The first economic impact payments were up to $1,200 per person and $500 per qualifying child. The second payments were up to $600 per eligible individual and $600 per qualifying child. If you were an eligible taxpayer and did not receive the full amount you should have, you will be able to claim the Recovery Rebate Credit when you file your 2020 tax return.

Taxpayers will not owe tax on the economic impact payments because they are in the form of a tax credit. Tax credits reduce your tax liability. 

The IRS issued these refundable tax credits in the form of the economic impact (or stimulus) payments to get them to the public sooner rather than waiting for everyone to file their 2020 tax returns.

However, on a side note, unemployment benefits are taxable.

Due to the shutdown of many businesses as a result of COVID-19, many people had to file for unemployment benefits. These benefits are income.
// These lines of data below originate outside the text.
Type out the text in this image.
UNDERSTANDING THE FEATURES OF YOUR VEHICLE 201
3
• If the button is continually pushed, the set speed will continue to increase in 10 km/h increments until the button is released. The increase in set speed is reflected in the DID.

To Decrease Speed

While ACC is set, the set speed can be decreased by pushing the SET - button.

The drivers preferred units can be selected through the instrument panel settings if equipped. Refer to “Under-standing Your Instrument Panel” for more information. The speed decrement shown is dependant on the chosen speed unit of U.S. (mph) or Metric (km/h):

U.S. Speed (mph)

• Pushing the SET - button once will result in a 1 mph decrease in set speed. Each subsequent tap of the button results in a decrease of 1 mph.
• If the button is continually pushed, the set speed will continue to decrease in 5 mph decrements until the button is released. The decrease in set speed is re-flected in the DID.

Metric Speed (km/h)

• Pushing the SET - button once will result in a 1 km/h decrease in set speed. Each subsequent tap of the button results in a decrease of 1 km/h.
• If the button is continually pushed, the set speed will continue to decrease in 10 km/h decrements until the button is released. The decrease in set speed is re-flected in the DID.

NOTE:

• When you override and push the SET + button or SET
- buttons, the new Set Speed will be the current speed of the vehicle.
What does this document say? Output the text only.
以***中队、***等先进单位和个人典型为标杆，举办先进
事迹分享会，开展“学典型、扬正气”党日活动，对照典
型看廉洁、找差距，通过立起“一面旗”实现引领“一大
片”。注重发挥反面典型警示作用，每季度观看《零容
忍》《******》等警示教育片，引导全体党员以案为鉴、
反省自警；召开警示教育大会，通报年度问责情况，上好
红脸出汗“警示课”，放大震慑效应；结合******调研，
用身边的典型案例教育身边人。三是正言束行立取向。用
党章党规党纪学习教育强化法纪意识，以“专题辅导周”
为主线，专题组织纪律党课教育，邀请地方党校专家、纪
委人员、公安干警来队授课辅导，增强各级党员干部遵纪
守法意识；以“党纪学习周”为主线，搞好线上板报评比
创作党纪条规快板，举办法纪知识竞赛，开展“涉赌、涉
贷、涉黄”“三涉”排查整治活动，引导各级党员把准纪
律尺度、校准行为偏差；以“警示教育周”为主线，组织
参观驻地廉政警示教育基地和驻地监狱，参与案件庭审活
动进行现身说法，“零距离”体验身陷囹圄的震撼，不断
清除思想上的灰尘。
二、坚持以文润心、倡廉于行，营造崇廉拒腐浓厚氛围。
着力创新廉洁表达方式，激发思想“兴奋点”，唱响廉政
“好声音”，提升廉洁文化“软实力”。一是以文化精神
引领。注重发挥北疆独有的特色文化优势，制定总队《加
Many people chose not to have taxes withheld from their unemployment benefits and may be facing a tax bill when they file this year.

As for those who withdrew money from retirement accounts — allowed under the CARES Act — they will not be penalized for early withdrawal for pandemic-related distributions. However, funds pulled from a tax-deferred account, 401K, or traditional IRA, will be subject to income tax on the withdrawals.